With its vibrant green leaves and nutrient-packed goodness, spinach is a favorite among gardeners and culinary enthusiasts. Growing spinach in your garden ensures a fresh and abundant supply of this versatile leafy green and offers numerous health benefits and culinary possibilities. Here’s everything you need to know to grow spinach successfully in your backyard.

Spinach has various varieties with unique flavors, textures, and growing preferences. Varieties offered at Back Home on the Farm include Lizard Leaf, Imperial Valley, Smooth Leaf, and Bloomsdale. Consider factors such as your climate, available space, and culinary preferences when selecting a variety for your garden.

Spinach thrives in cool weather, making it an excellent choice for early spring and fall gardens. It prefers full sun but can tolerate partial shade, especially in warmer climates. Ensure your soil is well-drained, fertile, and rich in organic matter. Aim for a soil pH between 6.0 and 7.0 for optimal growth.
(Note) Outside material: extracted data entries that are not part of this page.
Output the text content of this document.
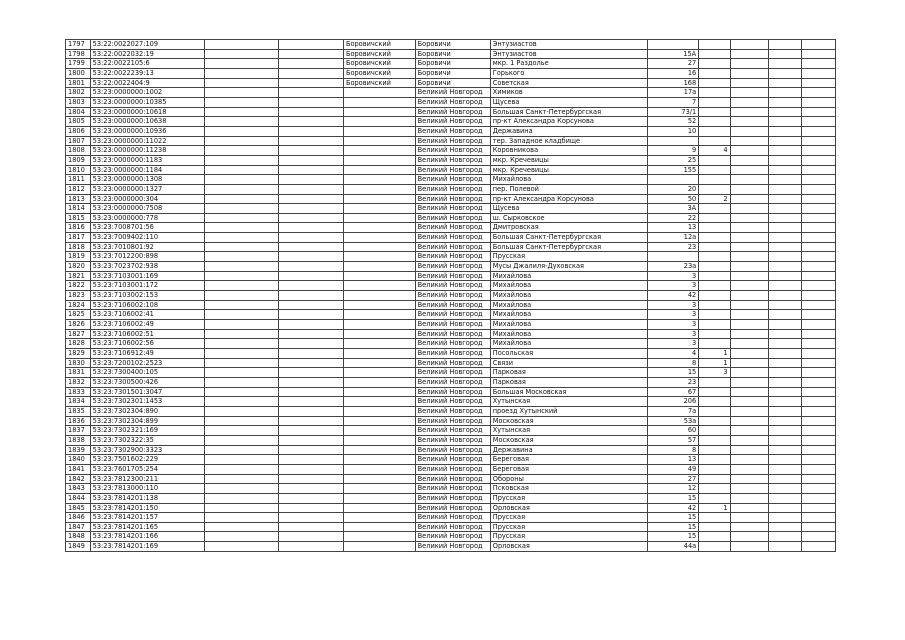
1797	53:22:0022027:109			Боровичский	Боровичи	Энтузиастов					
1798	53:22:0022032:19			Боровичский	Боровичи	Энтузиастов	15А				
1799	53:22:0022105:6			Боровичский	Боровичи	мкр. 1 Раздолье	27				
1800	53:22:0022239:13			Боровичский	Боровичи	Горького	16				
1801	53:22:0022404:9			Боровичский	Боровичи	Советская	168				
1802	53:23:0000000:1002				Великий Новгород	Химиков	17а				
1803	53:23:0000000:10385				Великий Новгород	Щусева	7				
1804	53:23:0000000:10618				Великий Новгород	Большая Санкт-Петербургская	73/1				
1805	53:23:0000000:10638				Великий Новгород	пр-кт Александра Корсунова	52				
1806	53:23:0000000:10936				Великий Новгород	Державина	10				
1807	53:23:0000000:11022				Великий Новгород	тер. Западное кладбище					
1808	53:23:0000000:11238				Великий Новгород	Коровникова	9	4			
1809	53:23:0000000:1183				Великий Новгород	мкр. Кречевицы	25				
1810	53:23:0000000:1184				Великий Новгород	мкр. Кречевицы	155				
1811	53:23:0000000:1308				Великий Новгород	Михайлова					
1812	53:23:0000000:1327				Великий Новгород	пер. Полевой	20				
1813	53:23:0000000:304				Великий Новгород	пр-кт Александра Корсунова	50	2			
1814	53:23:0000000:7508				Великий Новгород	Щусева	3А				
1815	53:23:0000000:778				Великий Новгород	ш. Сырковское	22				
1816	53:23:7008701:56				Великий Новгород	Дмитровская	13				
1817	53:23:7009402:110				Великий Новгород	Большая Санкт-Петербургская	12а				
1818	53:23:7010801:92				Великий Новгород	Большая Санкт-Петербургская	23				
1819	53:23:7012200:898				Великий Новгород	Прусская					
1820	53:23:7023702:938				Великий Новгород	Мусы Джалиля-Духовская	23а				
1821	53:23:7103001:169				Великий Новгород	Михайлова	3				
1822	53:23:7103001:172				Великий Новгород	Михайлова	3				
1823	53:23:7103002:153				Великий Новгород	Михайлова	42				
1824	53:23:7106002:108				Великий Новгород	Михайлова	3				
1825	53:23:7106002:41				Великий Новгород	Михайлова	3				
1826	53:23:7106002:49				Великий Новгород	Михайлова	3				
1827	53:23:7106002:51				Великий Новгород	Михайлова	3				
1828	53:23:7106002:56				Великий Новгород	Михайлова	3				
1829	53:23:7106912:49				Великий Новгород	Посольская	4	1			
1830	53:23:7200102:2523				Великий Новгород	Связи	8	1			
1831	53:23:7300400:105				Великий Новгород	Парковая	15	3			
1832	53:23:7300500:426				Великий Новгород	Парковая	23				
1833	53:23:7301501:3047				Великий Новгород	Большая Московская	67				
1834	53:23:7302301:1453				Великий Новгород	Хутынская	206				
1835	53:23:7302304:890				Великий Новгород	проезд Хутынский	7а				
1836	53:23:7302304:899				Великий Новгород	Московская	53а				
1837	53:23:7302321:169				Великий Новгород	Хутынская	60				
1838	53:23:7302322:35				Великий Новгород	Московская	57				
1839	53:23:7302900:3323				Великий Новгород	Державина	8				
1840	53:23:7501602:229				Великий Новгород	Береговая	13				
1841	53:23:7601705:254				Великий Новгород	Береговая	49				
1842	53:23:7812300:211				Великий Новгород	Обороны	27				
1843	53:23:7813000:110				Великий Новгород	Псковская	12				
1844	53:23:7814201:138				Великий Новгород	Прусская	15				
1845	53:23:7814201:150				Великий Новгород	Орловская	42	1			
1846	53:23:7814201:157				Великий Новгород	Прусская	15				
1847	53:23:7814201:165				Великий Новгород	Прусская	15				
1848	53:23:7814201:166				Великий Новгород	Прусская	15				
1849	53:23:7814201:169				Великий Новгород	Орловская	44а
Spinach can be grown from seeds or transplants depending on your preference and growing season. For a continuous harvest, sow seeds every few weeks throughout the growing season. Plant seeds ½ to 1 inch deep and space them according to the variety’s recommendations. Keep the soil consistently moist until the seeds germinate.

Spinach requires regular watering to keep the soil consistently moist but not waterlogged. Mulch around the base of the plants to retain soil moisture and suppress weeds. Fertilize spinach plants with a balanced fertilizer every 4-6 weeks to promote healthy growth.

Additionally, monitor your plants for pests such as aphids, flea beetles, and leaf miners. Handpick any pests or use organic insecticidal soap to keep them under control. Harvesting Spinach Harvest spinach leaves when they reach your desired size, typically 4-6 inches long for baby spinach and 6-8 inches for mature leaves. Use a sharp knife or scissors to cut the leaves just above the soil level.

Harvest outer leaves first, allowing the inner leaves to grow for future harvests. Enjoying Your Spinach Harvest Once harvested, spinach can be enjoyed in various culinary creations. Use it raw in salads, sandwiches, and wraps, or cook it by steaming, sautéing, or wilting. Spinach is versatile in soups, stews, quiches, and pasta dishes.